Au XIIIe s, Le Salut d’Amour d’un Amant Courtois à une Douce Dame

Sujet : vieux-français, poésie médiévale, poésie courtoise, amour courtois, trouvères, langue d’oïl, salut d’amour, loyal amant, fine amor, complainte d’amour.
Période : Moyen Âge central, XIIIe siècle.
Auteur : anonyme
Titre : Douce dame preuse et senée
Ouvrage : Manuscrit Français 837 de la BnF.

Bonjour à tous,

ous revenons aujourd’hui à l’amour courtois du XIIIe siècle dans cette forme particulière que furent les Saluts d’Amour.

Ce style de poésie courtoise a été pratiqué par les troubadours du XIIe siècle, suivis des trouvères du siècle suivant. Les traces qui nous en sont parvenus sont toutefois assez rares puisqu’on dénombre à peine une vingtaine de saluts d’amour dans les manuscrits, en faisant la somme de ceux en langue d’oc et d’oïl. La poésie du jour est en vieux français et nous entraîne donc dans la France médiévale des trouvères.
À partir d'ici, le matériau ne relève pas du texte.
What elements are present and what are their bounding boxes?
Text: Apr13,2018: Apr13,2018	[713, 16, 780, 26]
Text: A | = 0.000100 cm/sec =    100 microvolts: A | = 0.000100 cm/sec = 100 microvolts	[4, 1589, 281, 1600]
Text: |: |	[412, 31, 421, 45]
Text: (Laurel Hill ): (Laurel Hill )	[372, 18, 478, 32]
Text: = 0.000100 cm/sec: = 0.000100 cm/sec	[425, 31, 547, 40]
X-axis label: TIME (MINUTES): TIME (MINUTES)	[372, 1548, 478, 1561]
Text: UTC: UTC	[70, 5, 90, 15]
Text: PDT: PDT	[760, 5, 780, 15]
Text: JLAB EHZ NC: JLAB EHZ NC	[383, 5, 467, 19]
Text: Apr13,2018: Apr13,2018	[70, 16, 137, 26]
Une complainte d’amour pour une douce dame

Le salut d’amour qui nous occupe ici est issu du Manuscrit Français 837. Il suit les standards du genre. Le loyal amant se déclare tout entier à la merci de la douce dame qu’il s’est choisie et en attend une réponse.

Tout au long de cette pièce courtoise, le poète lui déclare donc sa flamme en ne manquant pas de la complimenter sur tous les plans. Elle est son soleil et il n’est qu’une bien pâle lune en comparaison.
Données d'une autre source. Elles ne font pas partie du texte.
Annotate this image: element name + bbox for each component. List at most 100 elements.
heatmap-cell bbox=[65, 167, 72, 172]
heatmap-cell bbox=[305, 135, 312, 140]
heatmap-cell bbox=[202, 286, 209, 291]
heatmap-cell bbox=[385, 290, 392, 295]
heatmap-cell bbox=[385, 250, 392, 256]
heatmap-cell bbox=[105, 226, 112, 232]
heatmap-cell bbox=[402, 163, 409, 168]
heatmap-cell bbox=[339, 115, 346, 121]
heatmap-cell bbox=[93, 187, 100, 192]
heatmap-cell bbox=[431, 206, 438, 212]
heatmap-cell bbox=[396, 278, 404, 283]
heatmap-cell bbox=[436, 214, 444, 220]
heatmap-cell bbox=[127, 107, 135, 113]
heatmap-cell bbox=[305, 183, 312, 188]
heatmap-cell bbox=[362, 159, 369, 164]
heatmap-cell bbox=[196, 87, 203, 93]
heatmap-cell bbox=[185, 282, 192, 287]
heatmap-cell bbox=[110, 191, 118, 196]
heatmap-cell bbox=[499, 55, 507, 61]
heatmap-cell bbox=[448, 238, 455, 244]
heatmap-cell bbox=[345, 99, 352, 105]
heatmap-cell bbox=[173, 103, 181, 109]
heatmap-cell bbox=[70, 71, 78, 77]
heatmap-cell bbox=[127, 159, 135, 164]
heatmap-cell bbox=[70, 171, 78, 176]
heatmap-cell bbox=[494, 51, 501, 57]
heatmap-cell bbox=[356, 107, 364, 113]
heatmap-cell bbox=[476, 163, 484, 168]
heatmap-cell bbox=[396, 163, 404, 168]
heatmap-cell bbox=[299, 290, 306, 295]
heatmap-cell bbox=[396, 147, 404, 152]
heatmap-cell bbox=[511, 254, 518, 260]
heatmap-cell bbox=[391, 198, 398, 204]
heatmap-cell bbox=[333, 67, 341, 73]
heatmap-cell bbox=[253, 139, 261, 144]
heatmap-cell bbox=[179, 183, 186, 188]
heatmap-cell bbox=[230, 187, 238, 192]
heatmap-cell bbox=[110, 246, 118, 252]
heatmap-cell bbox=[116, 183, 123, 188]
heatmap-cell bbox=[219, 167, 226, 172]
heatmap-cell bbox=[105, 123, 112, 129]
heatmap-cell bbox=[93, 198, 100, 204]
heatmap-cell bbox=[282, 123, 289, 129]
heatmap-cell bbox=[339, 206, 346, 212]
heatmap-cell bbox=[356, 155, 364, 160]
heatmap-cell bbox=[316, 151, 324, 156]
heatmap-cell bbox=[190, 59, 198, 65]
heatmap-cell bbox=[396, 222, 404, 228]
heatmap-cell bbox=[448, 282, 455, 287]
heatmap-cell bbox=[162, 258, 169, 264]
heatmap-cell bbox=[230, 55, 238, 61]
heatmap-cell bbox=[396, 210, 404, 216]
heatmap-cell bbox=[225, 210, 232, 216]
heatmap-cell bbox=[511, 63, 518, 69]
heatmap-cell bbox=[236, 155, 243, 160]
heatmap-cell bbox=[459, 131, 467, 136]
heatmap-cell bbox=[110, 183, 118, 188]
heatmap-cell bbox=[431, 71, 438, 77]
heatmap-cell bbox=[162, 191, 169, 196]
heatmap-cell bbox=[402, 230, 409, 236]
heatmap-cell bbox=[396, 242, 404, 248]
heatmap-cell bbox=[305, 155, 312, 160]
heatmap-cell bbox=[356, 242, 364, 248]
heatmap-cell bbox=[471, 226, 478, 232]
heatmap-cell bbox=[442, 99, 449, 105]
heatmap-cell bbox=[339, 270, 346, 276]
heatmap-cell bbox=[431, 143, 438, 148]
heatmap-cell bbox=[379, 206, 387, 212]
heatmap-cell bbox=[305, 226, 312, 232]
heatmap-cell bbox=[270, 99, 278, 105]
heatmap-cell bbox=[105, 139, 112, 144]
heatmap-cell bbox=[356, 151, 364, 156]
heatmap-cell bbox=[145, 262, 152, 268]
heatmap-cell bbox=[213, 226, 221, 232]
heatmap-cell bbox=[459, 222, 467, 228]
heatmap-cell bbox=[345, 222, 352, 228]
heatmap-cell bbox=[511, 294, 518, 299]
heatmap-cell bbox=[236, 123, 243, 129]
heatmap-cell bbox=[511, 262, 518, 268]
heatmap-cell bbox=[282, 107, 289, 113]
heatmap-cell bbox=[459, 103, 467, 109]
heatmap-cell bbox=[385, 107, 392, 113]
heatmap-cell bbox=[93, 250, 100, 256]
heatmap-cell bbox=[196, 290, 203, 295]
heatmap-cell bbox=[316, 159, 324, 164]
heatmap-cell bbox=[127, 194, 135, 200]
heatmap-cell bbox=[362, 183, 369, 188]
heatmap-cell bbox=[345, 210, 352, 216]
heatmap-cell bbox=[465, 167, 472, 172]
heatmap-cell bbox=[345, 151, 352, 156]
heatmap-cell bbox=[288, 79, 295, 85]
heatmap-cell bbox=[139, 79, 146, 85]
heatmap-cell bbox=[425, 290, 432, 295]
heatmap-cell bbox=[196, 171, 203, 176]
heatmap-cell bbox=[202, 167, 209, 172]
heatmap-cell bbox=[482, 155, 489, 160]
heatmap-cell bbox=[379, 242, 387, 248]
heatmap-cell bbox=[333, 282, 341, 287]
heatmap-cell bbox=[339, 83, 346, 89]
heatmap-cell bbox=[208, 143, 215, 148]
Comme souvent dans la lyrique courtoise, l’amant implore aussi merci et met sa mort dans la balance. Plutôt mourir que renoncer à son amour. Dans le cas précis, il doute de devoir en arriver à cette extrémité, confiant que la douce dame de ses désirs est si bonne et si sage qu’elle ne saurait le rejeter.

Le ms Français 837, aux sources historiques
de ce Salut d’Amour

le salut d'amour "Douce Dame preuse et sénée",  dans le Ms Français 837 de la BnF.
Salut d’amour « Douce dame preuse et senée » dans le ms français 837 (consulter le sur Gallica) .
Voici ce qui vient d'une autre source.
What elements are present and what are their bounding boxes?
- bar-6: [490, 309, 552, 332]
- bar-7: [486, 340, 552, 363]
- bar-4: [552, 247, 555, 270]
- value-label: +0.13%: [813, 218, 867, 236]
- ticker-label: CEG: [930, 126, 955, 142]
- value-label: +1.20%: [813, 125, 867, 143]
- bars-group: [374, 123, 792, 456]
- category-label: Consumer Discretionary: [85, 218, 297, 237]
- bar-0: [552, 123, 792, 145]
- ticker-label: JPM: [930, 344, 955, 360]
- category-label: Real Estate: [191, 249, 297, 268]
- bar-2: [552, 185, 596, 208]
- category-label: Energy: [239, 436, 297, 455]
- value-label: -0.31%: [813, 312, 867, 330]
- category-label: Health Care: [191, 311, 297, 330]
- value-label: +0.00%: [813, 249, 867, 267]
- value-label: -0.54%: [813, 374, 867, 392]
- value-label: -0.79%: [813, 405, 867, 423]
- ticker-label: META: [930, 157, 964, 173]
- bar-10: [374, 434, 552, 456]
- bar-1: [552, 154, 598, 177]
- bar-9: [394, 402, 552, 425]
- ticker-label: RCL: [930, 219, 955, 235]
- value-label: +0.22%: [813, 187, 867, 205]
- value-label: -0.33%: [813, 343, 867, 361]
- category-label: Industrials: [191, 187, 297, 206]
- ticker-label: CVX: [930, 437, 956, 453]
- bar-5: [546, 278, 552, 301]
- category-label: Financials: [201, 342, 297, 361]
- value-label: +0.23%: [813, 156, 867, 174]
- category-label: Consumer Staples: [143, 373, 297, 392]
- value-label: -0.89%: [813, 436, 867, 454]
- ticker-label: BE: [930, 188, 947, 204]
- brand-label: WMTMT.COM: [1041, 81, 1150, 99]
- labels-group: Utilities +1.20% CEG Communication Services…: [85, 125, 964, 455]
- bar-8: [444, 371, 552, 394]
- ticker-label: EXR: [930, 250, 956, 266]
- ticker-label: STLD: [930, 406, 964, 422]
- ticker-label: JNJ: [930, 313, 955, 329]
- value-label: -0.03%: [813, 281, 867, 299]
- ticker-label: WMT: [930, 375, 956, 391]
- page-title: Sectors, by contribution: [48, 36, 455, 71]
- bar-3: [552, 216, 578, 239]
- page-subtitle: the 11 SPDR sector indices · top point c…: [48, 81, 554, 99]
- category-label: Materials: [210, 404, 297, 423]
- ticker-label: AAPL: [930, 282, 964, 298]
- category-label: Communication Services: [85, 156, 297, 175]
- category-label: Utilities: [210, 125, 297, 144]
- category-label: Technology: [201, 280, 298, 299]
A l’image des précédents saluts d’amour partagés ici, la pièce courtoise du jour est issue du manuscrit français 837 de la BnF. Ce Recueil de fabliaux, dits et contes en vers daté du dernier quart du XIIIe siècle contient un peu moins de 250 pièces en provenance de divers auteurs médiévaux.

Rutebeuf y tient une belle place avec 31 textes. Il y côtoie des pièces de Jean Bodel ou Adam de la Halle entre autres auteurs célèbres de ce manuscrit.

Comme on le voit sur la copie ci-dessus, ce manuscrit médiéval a quelque peu souffert des assauts du temps. Les conservateurs de la BnF ont œuvré au mieux pour restaurer ce trésor de littérature médiévale du Moyen Âge central mais, sur la copie digitale actuelle, certains feuillets demeurent fortement détériorés aux bordures.

De notre côté, nous l’avons légèrement retouché pour lui ôter quelques marques du temps et quelques tâches graisseuses et disgracieuses. L’idée n’étant pas de le dénaturer mais plutôt de rendre un peu de lisibilité au texte original.

Pour la version en graphie moderne, nous nous sommes appuyés sur « Le salut d’amour dans les littératures provençale et française, mémoire suivi de 8 Saluts inédits » de Paul Meyer (Bibliothèque de l’Ecole des Chartes, 1867)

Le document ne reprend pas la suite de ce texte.